19.2.03

A literatura das "boas maneiras" através dos tempos


séc. 13:

- Quando assoar o nariz ou tossir, vire-se de modo que nada caia em cima da mesa. (De la zinquanta cortesie da tavola, Bonvicino da Riva)

séc. 15:

- É indelicado assoar o nariz na toalha da mesa. (Ein spruch der ze tische kêrt)

- Não assoe o nariz com a mesma mão que usa para segurar a carne. (S'ensuivent les contenances de la table)

séc. 16:

- Assoar o nariz no chapéu ou na roupa é grosseiro, e fazê-lo com o braço ou o cotovelo é coisa de mercador. Tampouco é muito mais educado usar a mão, se imediatamente limpa a meleca na roupa. O correto é limpar as narinas com um lenço e fazer isto enquanto se vira, se pessoas mais respeitáveis estiverem presentes. Entre a meleca e o escarro há pouca diferença, exceto que o primeiro fluido deve ser interpretado como mais grosso e o segundo como mais sujo. Os autores latinos confundem constantemente o babador, o guardanapo, ou qualquer pedaço de linho, com o lenço. (...) É indelicado engolir a saliva, como também aqueles que vemos escarrando a cada 3 palavras, não por necessidade, mas por hábito.(...) O som do peido, especialmente das pessoas que se encontram em lugar elevado, é horrível. Sacrifícios devem ser feitos, com as nádegas fortemente comprimidas. Tossir para ocultar o som explosivo: aqueles que, porque estão embaraçados, não querem que o vento explosivo seja escutado, simulam um acesso de tosse. (...) Considerando a insalubridade de reter o peido: há uns dois versos no volume II dos epigramas de Nicharchos em que ele descreve a capacidade do peido retido de provocar doenças, mas uma vez que esses versos são citados por todo mundo, não vou comentá-los aqui. (De civilitate morum puerilium, Erasmo)

- Não ofereça o lenço a ninguém, a menos que ele esteja recém-lavado... Tampouco é correto, após assoar o nariz, abrir o lenço e olhar dentro dele como se pérolas e rubis pudessem ter caído de sua cabeça.(...) O que direi então... daqueles que enfiam o lenço na boca? ( Galateo, Della Casa)

séc. 17:

- À mesa assoar abertamente o nariz no lenço, sem se ocultar atrás do guardanapo, e enxugar o suor com ele...são hábitos sujos que dão a todos desejo de vomitar...Evite bocejar, assoar o nariz e escarrar. Se for obrigado a proceder assim em lugares mantidos limpos, use o lenço, ao mesmo tempo virando o rosto e ocultando-se com a mão esquerda, e não olhe para o lenço depois. (Nouveau traité de civilité, Courtain)

séc. 18:

- Há alguns anos as pessoas faziam uma arte do ato de assoar o nariz.
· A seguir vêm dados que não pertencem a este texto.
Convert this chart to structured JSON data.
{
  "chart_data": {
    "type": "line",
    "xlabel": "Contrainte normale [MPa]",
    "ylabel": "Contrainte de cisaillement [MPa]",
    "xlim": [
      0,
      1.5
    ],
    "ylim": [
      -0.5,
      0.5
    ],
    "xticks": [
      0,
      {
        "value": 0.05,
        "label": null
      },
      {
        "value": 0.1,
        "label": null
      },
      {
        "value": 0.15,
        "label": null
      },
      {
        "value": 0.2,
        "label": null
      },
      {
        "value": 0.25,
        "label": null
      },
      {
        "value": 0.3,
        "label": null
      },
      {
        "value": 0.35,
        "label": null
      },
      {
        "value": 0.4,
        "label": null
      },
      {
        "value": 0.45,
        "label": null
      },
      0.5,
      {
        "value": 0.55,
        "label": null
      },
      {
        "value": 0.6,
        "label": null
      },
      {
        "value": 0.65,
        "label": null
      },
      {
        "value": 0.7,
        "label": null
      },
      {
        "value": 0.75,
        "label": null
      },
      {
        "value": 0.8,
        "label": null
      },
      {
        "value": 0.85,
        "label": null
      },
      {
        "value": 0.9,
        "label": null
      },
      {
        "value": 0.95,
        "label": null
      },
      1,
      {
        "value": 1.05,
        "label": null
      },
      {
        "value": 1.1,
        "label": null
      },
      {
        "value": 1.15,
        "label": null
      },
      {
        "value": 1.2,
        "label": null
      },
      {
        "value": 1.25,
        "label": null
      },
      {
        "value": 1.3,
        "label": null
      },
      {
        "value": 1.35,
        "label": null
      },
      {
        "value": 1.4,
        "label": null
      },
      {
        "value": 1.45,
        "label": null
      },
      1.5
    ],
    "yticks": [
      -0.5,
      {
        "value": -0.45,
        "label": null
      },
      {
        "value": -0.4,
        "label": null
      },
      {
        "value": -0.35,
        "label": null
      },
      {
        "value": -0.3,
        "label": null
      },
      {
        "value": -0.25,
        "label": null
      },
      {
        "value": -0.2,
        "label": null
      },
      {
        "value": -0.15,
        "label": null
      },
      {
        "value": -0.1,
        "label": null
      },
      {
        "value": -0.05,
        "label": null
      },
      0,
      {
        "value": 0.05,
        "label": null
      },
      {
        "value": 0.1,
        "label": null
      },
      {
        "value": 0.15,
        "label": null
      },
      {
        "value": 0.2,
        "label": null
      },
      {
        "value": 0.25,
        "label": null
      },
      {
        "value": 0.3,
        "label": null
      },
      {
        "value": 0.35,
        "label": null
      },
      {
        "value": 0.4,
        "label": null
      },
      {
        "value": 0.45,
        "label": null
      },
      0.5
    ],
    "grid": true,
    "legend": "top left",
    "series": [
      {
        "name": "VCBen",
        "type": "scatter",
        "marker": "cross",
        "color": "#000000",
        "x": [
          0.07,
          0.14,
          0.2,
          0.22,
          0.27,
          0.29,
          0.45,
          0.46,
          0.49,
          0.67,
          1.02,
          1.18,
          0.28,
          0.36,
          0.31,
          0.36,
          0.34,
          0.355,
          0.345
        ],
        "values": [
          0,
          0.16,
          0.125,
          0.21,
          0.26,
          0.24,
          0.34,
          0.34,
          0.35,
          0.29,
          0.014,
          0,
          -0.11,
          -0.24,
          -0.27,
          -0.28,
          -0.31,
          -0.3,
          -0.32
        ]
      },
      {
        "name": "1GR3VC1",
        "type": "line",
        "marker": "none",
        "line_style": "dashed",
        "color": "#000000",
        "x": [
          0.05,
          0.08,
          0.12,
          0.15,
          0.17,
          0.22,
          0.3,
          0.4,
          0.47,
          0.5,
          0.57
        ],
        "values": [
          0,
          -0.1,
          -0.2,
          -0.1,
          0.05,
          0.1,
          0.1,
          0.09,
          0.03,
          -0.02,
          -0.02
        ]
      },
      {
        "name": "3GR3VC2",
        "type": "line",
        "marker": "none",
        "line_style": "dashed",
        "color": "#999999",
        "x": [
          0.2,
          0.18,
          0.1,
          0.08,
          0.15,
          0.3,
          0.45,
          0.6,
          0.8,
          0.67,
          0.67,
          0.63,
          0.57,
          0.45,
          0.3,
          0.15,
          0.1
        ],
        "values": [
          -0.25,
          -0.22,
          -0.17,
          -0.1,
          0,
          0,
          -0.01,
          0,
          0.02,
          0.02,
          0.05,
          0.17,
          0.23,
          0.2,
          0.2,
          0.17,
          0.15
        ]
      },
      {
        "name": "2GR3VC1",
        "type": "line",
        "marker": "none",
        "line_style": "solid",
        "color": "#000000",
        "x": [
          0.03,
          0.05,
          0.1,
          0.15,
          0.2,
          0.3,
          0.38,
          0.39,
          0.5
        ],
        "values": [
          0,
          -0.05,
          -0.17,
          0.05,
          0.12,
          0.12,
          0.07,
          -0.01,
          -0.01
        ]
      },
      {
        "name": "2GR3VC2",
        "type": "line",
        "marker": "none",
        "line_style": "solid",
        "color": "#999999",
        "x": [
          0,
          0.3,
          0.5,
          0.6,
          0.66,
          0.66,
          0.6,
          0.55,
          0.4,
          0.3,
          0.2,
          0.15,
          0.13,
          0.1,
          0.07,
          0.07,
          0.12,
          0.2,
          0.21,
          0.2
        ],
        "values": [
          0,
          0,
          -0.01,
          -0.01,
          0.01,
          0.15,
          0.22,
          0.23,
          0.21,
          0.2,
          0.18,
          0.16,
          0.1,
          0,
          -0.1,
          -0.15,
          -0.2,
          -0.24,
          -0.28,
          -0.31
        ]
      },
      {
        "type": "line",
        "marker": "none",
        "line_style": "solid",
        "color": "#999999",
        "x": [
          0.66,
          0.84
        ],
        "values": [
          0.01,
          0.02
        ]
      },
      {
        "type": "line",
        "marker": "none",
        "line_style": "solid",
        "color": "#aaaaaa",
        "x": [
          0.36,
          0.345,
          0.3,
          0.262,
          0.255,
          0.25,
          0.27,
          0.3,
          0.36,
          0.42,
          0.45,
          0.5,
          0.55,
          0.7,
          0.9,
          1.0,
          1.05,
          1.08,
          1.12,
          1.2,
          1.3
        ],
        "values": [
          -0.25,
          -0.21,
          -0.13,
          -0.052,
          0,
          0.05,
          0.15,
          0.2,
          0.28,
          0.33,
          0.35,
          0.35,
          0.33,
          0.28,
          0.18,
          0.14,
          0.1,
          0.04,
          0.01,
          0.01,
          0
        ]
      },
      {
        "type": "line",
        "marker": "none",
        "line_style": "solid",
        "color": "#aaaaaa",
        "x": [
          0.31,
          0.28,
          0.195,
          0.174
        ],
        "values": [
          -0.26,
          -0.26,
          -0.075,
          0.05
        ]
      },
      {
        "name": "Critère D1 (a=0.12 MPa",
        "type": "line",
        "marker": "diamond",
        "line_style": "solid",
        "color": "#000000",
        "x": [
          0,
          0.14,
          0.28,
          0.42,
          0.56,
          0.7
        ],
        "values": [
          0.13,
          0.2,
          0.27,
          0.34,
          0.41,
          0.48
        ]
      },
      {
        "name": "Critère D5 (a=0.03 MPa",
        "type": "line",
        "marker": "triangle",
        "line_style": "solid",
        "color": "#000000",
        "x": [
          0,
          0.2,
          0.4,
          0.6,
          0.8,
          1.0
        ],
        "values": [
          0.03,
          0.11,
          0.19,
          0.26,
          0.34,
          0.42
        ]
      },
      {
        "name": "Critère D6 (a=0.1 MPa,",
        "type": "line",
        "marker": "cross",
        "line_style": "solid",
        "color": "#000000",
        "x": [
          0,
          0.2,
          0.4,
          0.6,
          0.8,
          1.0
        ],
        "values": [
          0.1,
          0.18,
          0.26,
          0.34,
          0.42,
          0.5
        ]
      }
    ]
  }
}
Um imitava o som do trompete, outro o miado do gato. A perfeição residia em não fazer nem muito nem pouco ruído. (Le voyageur de Paris, La Mésangère)

- Na igreja, nas casas dos grandes, em todos os lugares onde reina a limpeza, você deve escarrar no lenço. Constitui um hábito imperdoavelmente grosseiro de crianças cuspir no rosto de seus companheiros de folguedos. Não há castigo que seja suficiente para essas maneiras deploráveis, como também para quem cospe pelas janelas, nas paredes e nos móveis...("Les Règles de la bienséance et de la civilité chrêtienne", La Salle)

séc. 19:

- Escarrar a todo momento é um hábito repugnante. Além de grosseiro e atroz, é muito ruim para a saúde. ("The habits of good society")

séc. 20:

- Você já notou que hoje relegamos para algum canto discreto o que nossos pais não hesitavam em exibir abertamente? Por isso mesmo, certa peça íntima tinha um lugar de honra... ninguém pensava em ocultá-la da vista. O mesmo se aplica a outra peça de mobília não mais encontrada em residências modernas, cujo desaparecimento alguém lamentará talvez nesta era de "bacilofobia": estou me referindo à escarradeira. (Moeurs intimes du temps passé, Cabanès)

-- Em "O Processo Civilizador", de Norbert Elias, 1939.